IRBs ARE NOT RELATED TO THE MISSED IE
24The IE notices only refer to the chronic pain assessment. Despite this, the respondent submits the applicant’s failure to attend the IEs also bars him from applying for adjudication on the entitlement to the other benefits in dispute. It submits the reconsideration decision I. K. v. Primmum Insurance Company2 held the applicant could not bring an application regarding any benefits after failing to attend IEs for different benefits. I disagree.
25While I agree the initial decision3 found the applicant was barred from applying for adjudication on any benefits due to a failure to attend IEs, I find the reconsideration did not consider this issue. My interpretation of I. K. is that the position that the applicant should not be barred entirely for failure to attend IEs was a new argument raised in his request for reconsideration and the Tribunal declined to address it.
26In any event, I am not bound by previous Tribunal decisions and I find barring the entire application would be a disproportional remedy for the applicant’s failure to attend an IE for one discreet issue, entitlement to a chronic pain assessment.
27If I am wrong on this, I find section 55(2) provides me with the authority to permit the applicant to proceed to a substantive hearing on the remaining issues despite a failure to attend a properly scheduled IE. I choose to exercise this authority.
REPAYMENT
28The respondent claims entitlement to a repayment of IRBs in the amount of $1,027.89 pursuant to section 52(1) of the Schedule. It submits the applicant was aware of the overpayment and has not complied with the repayment request dated October 8, 2018. The applicant does not expressly dispute he was overpaid. Instead, he submits the notice of repayment is insufficient and was made more than one year following the overpayment, disentitling the respondent to it.

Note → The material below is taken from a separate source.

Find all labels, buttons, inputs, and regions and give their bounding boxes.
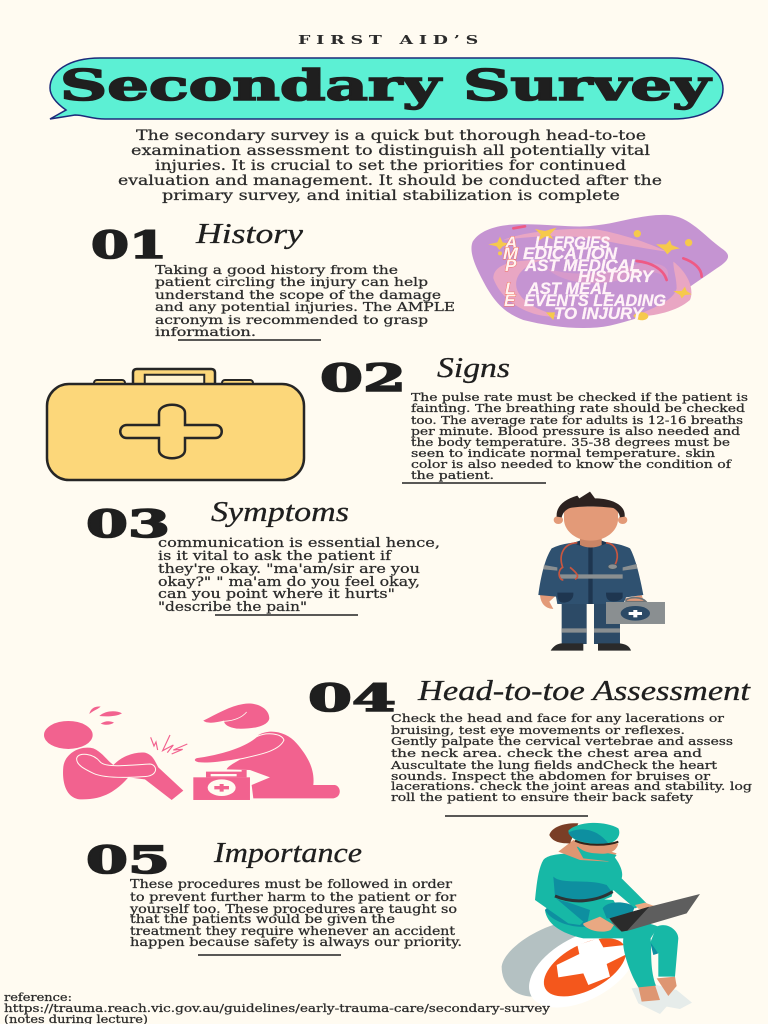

29Despite the submissions on the issue, I find the issue of repayment is best addressed in the substantive hearing. This is because the applicant’s ongoing entitlement to IRBs remains at issue and the outcome of that issue may impact the determination of whether the respondent is entitled to a repayment. Considering this, I decline to provide an opinion on the issue and defer it to the substantive hearing adjudicator.
COSTS
30In responding submissions, the applicant requested costs. He claims the respondent was disrespectful of the Tribunal’s process by maintaining its position on the applicant’s entitlement despite the evidence in its possession, by making requests for medical and employment records the applicant believes are redundant and intrusive, and by raising the preliminary issues (which he submits are redundant). The respondent did not address the cost request in reply submissions.
31Pursuant to Rule 19 of the Tribunal’s Common Rules of Practice and Procedure, costs may be awarded in the event that a party in a proceeding has acted unreasonably, frivolously, vexatiously or in bad faith.
32I find no evidence of such behaviour by either party and dismiss the applicant’s request. Costs may only be awarded on account of behaviour during the proceeding and two of the three reasons cited by the applicant relate to behaviour which occurred prior to the proceeding. Considering the outcome, I conclude the preliminary issue hearing was not unnecessary as the applicant suggests.
CONCLUSION
33The applicant failed to attend a properly scheduled insurer’s examination and, as a result, is barred from adjudicating entitlement to the chronic pain assessment. For this reason, the issue is struck from his application.
34The applicant is not barred from adjudicating entitlement to IRBs.
35The issue of repayment is deferred to the substantive hearing where IRBs remain at issue.
36The Tribunal will schedule a case conference as soon as reasonably possible to address the substantive issues in dispute.